Gli Sherwood sono usciti al momento giusto, insomma. In un 2007 che nel primo trimestre ha visto poche novità in ambito Indie Pop/Rock. Di quelle, precisiamo, che più si addicono a sonorità dell’estate che lentamente si avvicina.
Tra le altre canzoni, inedite in A Different Light, menzione particolare spetta ad Home, una sorta di ballata, il momento di maggior distensione emozionale degli Sherwood, che in questo disco hanno saputo inserire con bravura anche frammenti di Emo Rock di discreta fattura. In ultima analisi, anche la successiva Alley Cat, con innesti elettronici che costituiscono gran parte dell’impianto generale, crea l’atmosfera serena e scanzonata di una festicciola a casa di amici.

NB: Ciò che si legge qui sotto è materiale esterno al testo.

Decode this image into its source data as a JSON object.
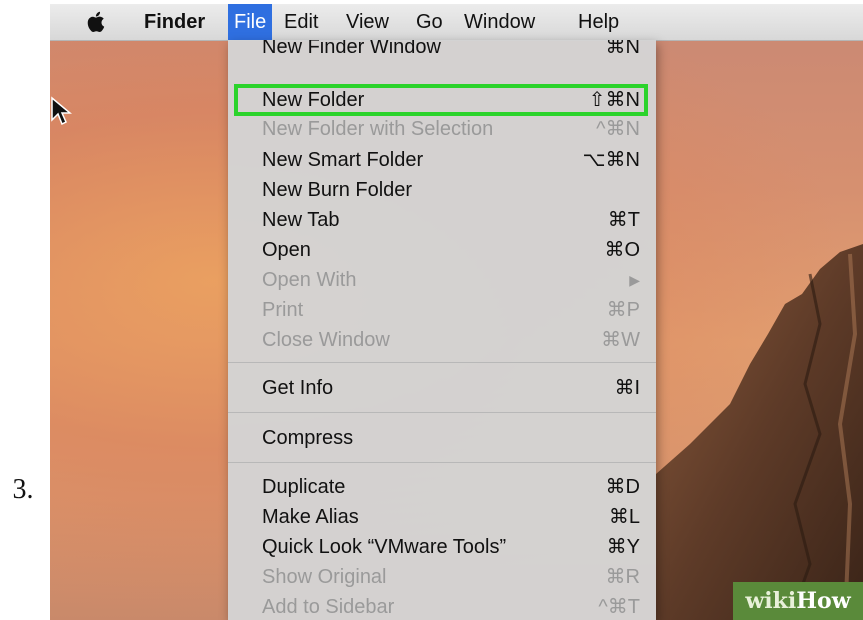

Di quelle da telefilm d’oltre oceano, per intenderci.
Si arriva quindi alla battute conclusive. Che dire, ancora; gli Sherwood si fanno notare, non vogliamo sostenere il contrario. Il loro A Different Light non è però scorrevole come il predecessore, pur riuscendo a dire la sua in qualche momento del suo decorso. Se siete alla ricerca di un disco valido per qualche viaggio in macchina o di un full-lenght che vi tenga compagnia in qualche serata estiva attorno ad un tavolo con qualche birra e le persone giuste, allora questo A Different Light è ciò che fa per voi.
Se, invece, cercate l’innovazione musicale e non potete sopportare i riferimenti troppo espliciti (per non dire palesi) a mostri sacri della musica del recente passato e del presente (i The Get Up Kids di Something to Write About, ad esempio), è preferibile dirottare le vostre pretese verso altri nomi dell’attuale panorama musicale.
Questo disco durerà lo spazio di un’estate. Giusto il tempo di entrare nell’immaginario collettivo, di martellarvi la testa con i motivetti messi lì a bella posta, poi toglierà il disturbo. Questa band californiana si accontenta di questo, probabilmente. Ma, si sa, chi s’accontenta gode.